The United States and China began discussing a U.N. sanctions resolution after Pyongyang's Jan. 6 atomic test.
The foreign secretary has said the North Korean missile test is a "slap in the face" for the UN and the international community.
Philip Hammond said: "North Korea's actions are extremely destabilising in the region and beyond."
Hammond said he had spoken to the Japanese foreign minister this morning and they are looking into economic sanctions that could be applied against North Korea, but it does require agreement across the UN security council.
The Foreign Secretary has condemned North Korea's "ballistic missile technology test" saying the country's actions were "a threat to regional and international security".
Philip Hammond will attend an emergency meeting with UN Security Council members to agree a collective response.
Russia has condemned North Korea's launch of a long-range missile calling it a serious blow to security in the region
"It is obvious that such actions lead to a serious aggravation of the situation on the Korean peninsula and Northeast Asia on the whole...(and) inflict serious damage to the security of the countries of the region, first and foremost North Korea itself," the foreign ministry said in a statement.
The ministry urged the leadership of North Korea to "think about whether a policy of opposing the entire international community meets the interests of the country."
South Korea and the United States will begin discussions on deploying an advanced missile-defence system to Seoul in response to North Korea's recent ballistic missile tests.
US military officials said the sophisticated system called Terminal High Altitude Area Defence (THAAD) was needed in South Korea, to counter the growing threat of North Korea's weapons capabilities.
North Korea launched a long-range rocket earlier on Sunday carrying what it has called a satellite. South Korea, other countries and the US denounced the launch as a missile test.
China's Foreign Ministry has expressed 'regret' at a long-range rocket launch by North Korea.
Beijing called on all sides to act cautiously and refrain from taking steps that might further raise tensions on the Korean peninsula.
Ministry spokeswoman Hua Chunying said: "China expresses regret that North Korea, in spite of the pervasive opposition of the international community, insisted on using ballistic missile technology to carry out a launch."
She added that dialogue is the only way to ensure lasting peace and stability in the region.
North Korea's state television said a long-range rocket launch on Sunday, ordered by leader Kim Jong-Un to put a satellite into space, was a "complete success".
The announcer said the satellite, called 'Kwangmyongsong-4', is orbiting the earth every 94 minutes and the North would continue to launch satellites in future.
The rocket was fired from a launch pad on North Korea's west coast between 9.30am and 9.35am local time on a southern trajectory over the East China Sea.

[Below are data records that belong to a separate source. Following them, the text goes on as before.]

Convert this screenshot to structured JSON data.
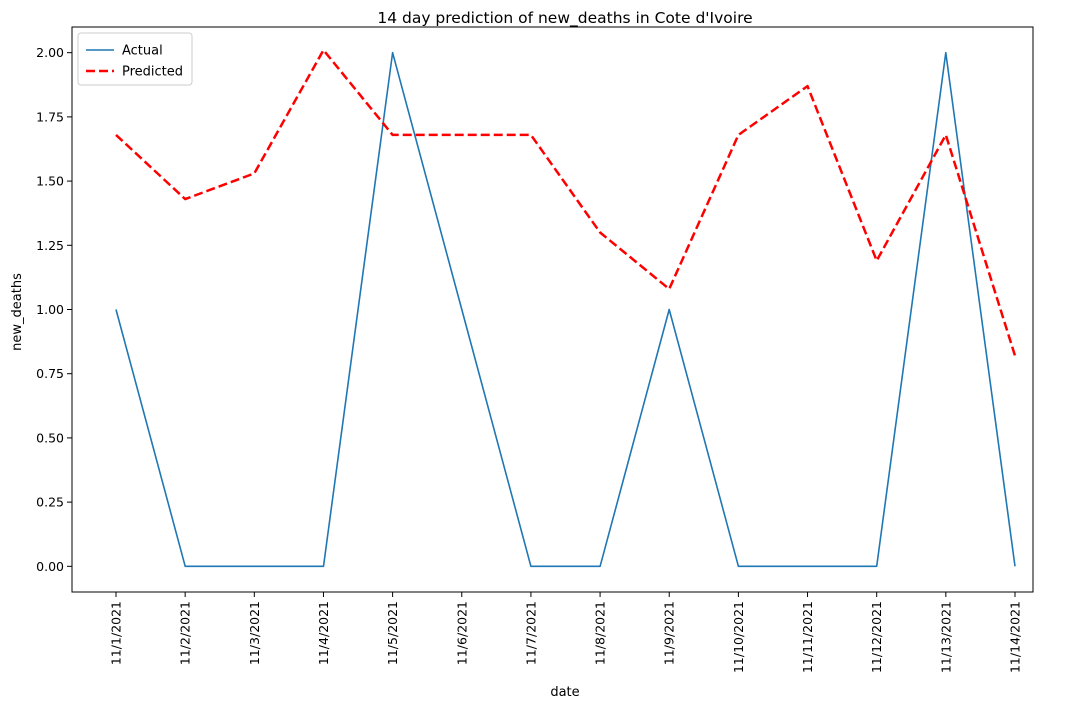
{
  "chart_data": {
    "type": "line",
    "title": "14 day prediction of new_deaths in Cote d'Ivoire",
    "xlabel": "date",
    "ylabel": "new_deaths",
    "categories": [
      "11/1/2021",
      "11/2/2021",
      "11/3/2021",
      "11/4/2021",
      "11/5/2021",
      "11/6/2021",
      "11/7/2021",
      "11/8/2021",
      "11/9/2021",
      "11/10/2021",
      "11/11/2021",
      "11/12/2021",
      "11/13/2021",
      "11/14/2021"
    ],
    "ylim": [
      -0.1,
      2.1
    ],
    "yticks": [
      "0.00",
      "0.25",
      "0.50",
      "0.75",
      "1.00",
      "1.25",
      "1.50",
      "1.75",
      "2.00"
    ],
    "legend_position": "top-left",
    "grid": false,
    "series": [
      {
        "name": "Actual",
        "color": "#1f77b4",
        "style": "solid",
        "values": [
          1,
          0,
          0,
          0,
          2,
          1,
          0,
          0,
          1,
          0,
          0,
          0,
          2,
          0
        ]
      },
      {
        "name": "Predicted",
        "color": "#ff0000",
        "style": "dashed",
        "values": [
          1.68,
          1.43,
          1.53,
          2.01,
          1.68,
          1.68,
          1.68,
          1.3,
          1.08,
          1.68,
          1.87,
          1.19,
          1.68,
          0.82
        ]
      }
    ]
  }
}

Debris from the rocket crashed back to earth around 155 miles off the south-west coast of the Korean Peninsula around 14 minutes after take-off.
Meanwhile United Nations Secretary-General Ban Ki-moon strongly condemned the launch and urged Pyongyang to "halt its provocative actions."
The Foreign Office has "strongly" condemned North Korea's launch of a long-range rocket thought to have been a test of its ballistic missile technology.
North Korea, which says its rocket programme is aimed at launching satellites, fired the rocket from its missile base on the west coast on Sunday
South Korean President Park Geun-hye described North Korea's long-range rocket launch on Sunday as "an unforgivable act of provocation" and called on the UN Security Council to swiftly adopt strong sanctions.
Park said the North was trying to make advances in its missile capability only to sustain its regime.
North Korea's state television said there will be a special broadcast about Pyongyang's rocket launch at noon (local time).